Bee Moorhead, executive director of the faith-based coalition Texas Impact, said the dispute over the records should be a procedural discussion because the attorney general’s office asks for records of many businesses and nonprofits regularly that lead to agreements on providing time to supply them.
“The attorney general would know that by taking this combative approach, it would gin up a lot of emotion,” said Moorhead, whose group warned Texas legislators last year about the impact of the anti-smuggling laws on faith-based groups.
The AG’s office cited a 2023 article published by El Paso Matters, a nonprofit news site, to back its accusations. In the article, the news site paraphrases Garcia, saying his organization was housing 300 migrants at the time, including many who had not been processed by immigration officials and feared deportation if they turned themselves in and requested asylum. The article explains that Annunciation House is holding workshops on how to apply and eligibility requirements.
Paxton’s office said in the Tuesday statement that it has “complete and unlimited authority to examine business records” and “the consequence of a flagrant failure to comply … is that OAG may terminate the business’s right to operate in Texas.”
NBC News reached out to Paxton’s office for further comment.
Paxton, who’s been in the news after he lost his bid last week to have a securities fraud case against him dismissed (he’s pleaded not guilty and is scheduled to stand trial on the charges), has been critical of President Joe Biden’s immigration policies and said nonprofits that receive funding from the administration “facilitate astonishing horrors including human smuggling.”
“While the federal government perpetuates the lawlessness destroying this country, my office works day in and day out to hold these organizations responsible for worsening illegal immigration,” Paxton said in the Tuesday statement.
Annunciation House says on its website it doesn’t have permanent funding sources. It is mostly sustained by “spontaneous and free contributions of individuals, groups and faith communities.” Wesevich said the group is reviewing its funding documents to respond to Paxton and Annunciation House may have received federal emergency grant money to help deal with increased arrivals.
Catholic groups have found themselves the target of some Republican lawmakers as the immigration debate has taken center stage this presidential election cycle.

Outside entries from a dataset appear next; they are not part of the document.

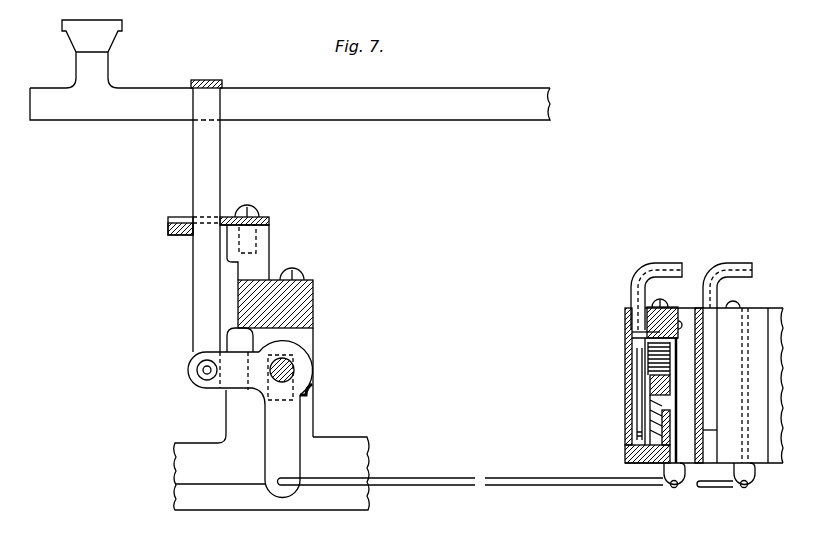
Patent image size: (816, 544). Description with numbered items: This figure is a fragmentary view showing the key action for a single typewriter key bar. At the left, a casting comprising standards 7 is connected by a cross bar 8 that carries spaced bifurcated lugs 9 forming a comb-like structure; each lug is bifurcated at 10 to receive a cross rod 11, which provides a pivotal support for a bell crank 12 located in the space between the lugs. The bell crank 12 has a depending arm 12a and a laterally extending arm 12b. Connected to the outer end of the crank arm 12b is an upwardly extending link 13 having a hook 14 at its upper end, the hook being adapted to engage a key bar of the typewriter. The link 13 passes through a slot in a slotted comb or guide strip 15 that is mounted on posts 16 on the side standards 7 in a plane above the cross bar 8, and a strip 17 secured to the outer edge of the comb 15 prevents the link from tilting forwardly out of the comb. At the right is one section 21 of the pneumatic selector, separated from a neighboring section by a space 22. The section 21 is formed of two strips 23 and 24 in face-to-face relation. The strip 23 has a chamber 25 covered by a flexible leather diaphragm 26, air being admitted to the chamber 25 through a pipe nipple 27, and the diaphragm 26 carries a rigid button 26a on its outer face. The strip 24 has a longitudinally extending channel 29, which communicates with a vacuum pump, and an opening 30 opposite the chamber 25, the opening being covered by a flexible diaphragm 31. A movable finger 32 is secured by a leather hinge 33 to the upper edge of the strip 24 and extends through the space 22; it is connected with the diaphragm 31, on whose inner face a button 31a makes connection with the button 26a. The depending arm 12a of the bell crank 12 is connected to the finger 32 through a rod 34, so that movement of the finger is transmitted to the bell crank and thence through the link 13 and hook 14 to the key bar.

The standard 7 is at (235, 417).
The cross bar 8 is at (305, 303).
The bifurcated lug 9 is at (307, 347).
The bifurcation 10 is at (298, 360).
The cross rod 11 is at (294, 371).
The bell crank 12 is at (308, 385).
The depending arm 12a is at (288, 442).
The laterally extending arm 12b is at (186, 375).
The link 13 is at (205, 294).
The hook 14 is at (209, 86).
The slotted comb 15 is at (268, 218).
The post 16 is at (270, 240).
The strip 17 is at (170, 237).
The section 21 is at (625, 452).
The space 22 is at (688, 460).
The strip 23 is at (625, 322).
The strip 24 is at (632, 336).
The chamber 25 is at (645, 440).
The diaphragm 26 is at (640, 432).
The button 26a is at (637, 398).
The pipe nipple 27 is at (637, 312).
The channel 29 is at (658, 475).
The opening 30 is at (660, 412).
The diaphragm 31 is at (668, 370).
The button 31a is at (655, 388).
The movable finger 32 is at (680, 437).
The leather hinge 33 is at (686, 305).
The rod 34 is at (471, 486).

The conservative nonprofit CatholicVote has sought to obtain communication records between the Biden administration and Catholic groups in Texas on the belief that they may have helped drive up immigration, according to a 2022 article from the National Catholic Reporter.
Some Republican lawmakers have been trying to slash money the federal government provides Catholic and other faith-based groups to assist migrants.
The U.S. Conference of Catholic Bishops and Catholic charities have played a role for decades in helping resettle migrants and refugees in the United States, most notably Cubans who fled the Castro regime.
Annunciation House has been part of that work for more than 46 years and is recognized by the Catholic Church, it said in a statement Tuesday.
“Annunciation House has done this work of accompaniment out of the scriptural and Gospel mandate to welcome the stranger,” Annunciation House said in the statement.